I was hit hard by it this week while travelling back to East Anglia from the relatively deserted wilds of northern Scotland. Sometimes you have to get away for a bit to see the full craziness of the way most of us live our daily lives. It generally strikes you as you make your way back to what we crazily call “normality”.
In all the 40-odd years I’ve known the North Yorkshire stretch of the A1 it has always seemed a work in progress. A “work” in the sense of an earthwork, a gigantic, landscape-altering engineering project like the Great Wall of China. Or, closer to the right scale, Hadrian’s Wall.
Great earthmoving machines prowl its length, gradually transforming the once adequately two-laned road into a rolled-out ribbon wide enough to land a Jumbo jet. In places two Jumbo jets.
Old houses, old pubs – some of them once beautiful buildings – stand derelict at its verges, sad reminders of past lives swept away in the name of motoring progress.
Whole villages and countless farms must have disappeared under the full length of the London-to-Edinburgh highway. And that’s just one of this little island’s tight network of ever-expanding highways.
How many cars, trucks and vans are in motion at any one time on this monstrous tangle of tarmac?
What compels so many of us always to be going from one place to another in this way? Is it some peculiar form of human madness? Or are we just like the ants whose busy trail leads from one sandy hole in my garden to another?
In some places, where bridges, flyovers and embankments are under construction, you pass by wondering what just new mark on the map is being made.
Did the locals in western China 2,400 years ago look at the scar being gouged across their land and wonder in the same way? Or the hill-farmers of second-century Northumberland scratch their heads at the building frenzy of those crazy Romans?
Humans, like ants, seem to have evolved with a constant desire to go on moving, building, changing things. To go on doing stuff. Even when not doing stuff would be the saner option.
Thousands of years ago, when mighty structures like Stonehenge or the Neolithic complex now being – excitingly – unearthed at the Ness of Brodgar on Orkney were being assembled, they were sure signs of human prowess.
Whether their purpose was religious, as commonly assumed, or something else entirely, they were great building works. Built by human muscle, huge collective will – and a great deal of ingenuity and planning. They surely were, as they remain, literally awesome.

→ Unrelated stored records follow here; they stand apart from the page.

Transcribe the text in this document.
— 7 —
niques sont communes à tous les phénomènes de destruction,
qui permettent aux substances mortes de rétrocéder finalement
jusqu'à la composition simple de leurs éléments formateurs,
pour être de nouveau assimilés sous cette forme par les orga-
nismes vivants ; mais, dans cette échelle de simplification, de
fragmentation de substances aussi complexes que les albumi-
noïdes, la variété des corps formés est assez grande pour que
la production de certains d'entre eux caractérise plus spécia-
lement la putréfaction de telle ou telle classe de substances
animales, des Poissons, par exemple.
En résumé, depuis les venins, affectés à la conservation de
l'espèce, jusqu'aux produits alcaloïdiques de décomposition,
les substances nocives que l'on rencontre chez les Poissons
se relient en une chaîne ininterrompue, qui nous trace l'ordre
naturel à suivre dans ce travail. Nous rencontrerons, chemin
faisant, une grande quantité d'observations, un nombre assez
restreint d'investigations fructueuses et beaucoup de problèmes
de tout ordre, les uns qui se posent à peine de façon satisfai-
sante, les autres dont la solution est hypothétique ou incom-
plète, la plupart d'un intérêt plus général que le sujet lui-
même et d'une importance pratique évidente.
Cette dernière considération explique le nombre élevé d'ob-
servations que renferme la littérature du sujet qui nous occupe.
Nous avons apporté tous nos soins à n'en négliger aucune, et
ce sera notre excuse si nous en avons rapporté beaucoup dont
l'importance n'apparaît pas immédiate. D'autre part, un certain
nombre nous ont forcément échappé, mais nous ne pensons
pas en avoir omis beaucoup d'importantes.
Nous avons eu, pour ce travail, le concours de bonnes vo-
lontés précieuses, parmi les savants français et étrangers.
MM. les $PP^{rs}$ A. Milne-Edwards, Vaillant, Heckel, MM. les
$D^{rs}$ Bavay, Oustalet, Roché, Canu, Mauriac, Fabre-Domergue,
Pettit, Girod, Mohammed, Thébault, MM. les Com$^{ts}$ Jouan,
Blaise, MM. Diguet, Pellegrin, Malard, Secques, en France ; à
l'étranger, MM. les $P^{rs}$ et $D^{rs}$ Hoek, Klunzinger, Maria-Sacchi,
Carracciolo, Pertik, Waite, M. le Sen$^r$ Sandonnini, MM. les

The very fact of their building is proof that their communities were efficient enough not to have to spend all their time and energy finding food. The fine quality of many of the artefacts found shows a level of specialised skill that implies a sophisticated society. One in which craft and art were valued.
People of the stone ages were not “primitive” in any sense in which that word is normally used. Their technologies, their beliefs and their social structures were different from ours in ways we can only make educated guesses at.
The biggest difference is that there weren’t so many of them. In a world of fewer people, doing stuff – like building earthworks – was sustainable. Sane. Admirable even.
Is our ravening road-building – not to mention the vehicles that hurtle along those roads, burning up irreplaceable fuel resources – sane or sustainable? Is the A1 awesome?
Delivering buzzword logistics
When, and why, did haulage mutate into logistics? Look at the hurtling lorries as they pass and you’ll still see some badged with the word “transport” and a few offering “distribution”. But “haulage” has all but disappeared. And “logistics” – such a daft word, still redolent of military operations – is everywhere.
And then there are solutions. Some management guru around 20 years ago or so coined the vacuous phrase: “Bring me solutions, not problems”. And it stuck. Boy, did it stick.
Those trucks all deliver the same message. Solutions can be ambient, complete, green, greener, sameday, managed, integrated, practical, global (never merely local, or even national), supply-chain, food-chain, utility, environmental, safe, systems or packaging. You can fit those words together in almost any combination, as long as you add the vital “solutions”. Solutions that are always plural – and always delivered. Strangely, they don’t seem to include beer or paint.
I’m a little troubled by “business waste solutions”, which sound as if they should be dealt with on a sewage farm. And they don’t score as well in the game of buzzword cricket as the well-known firm which boasts of “Delivering logistics solutions”.
Which just sounds to me like a funny way of saying “haulage”.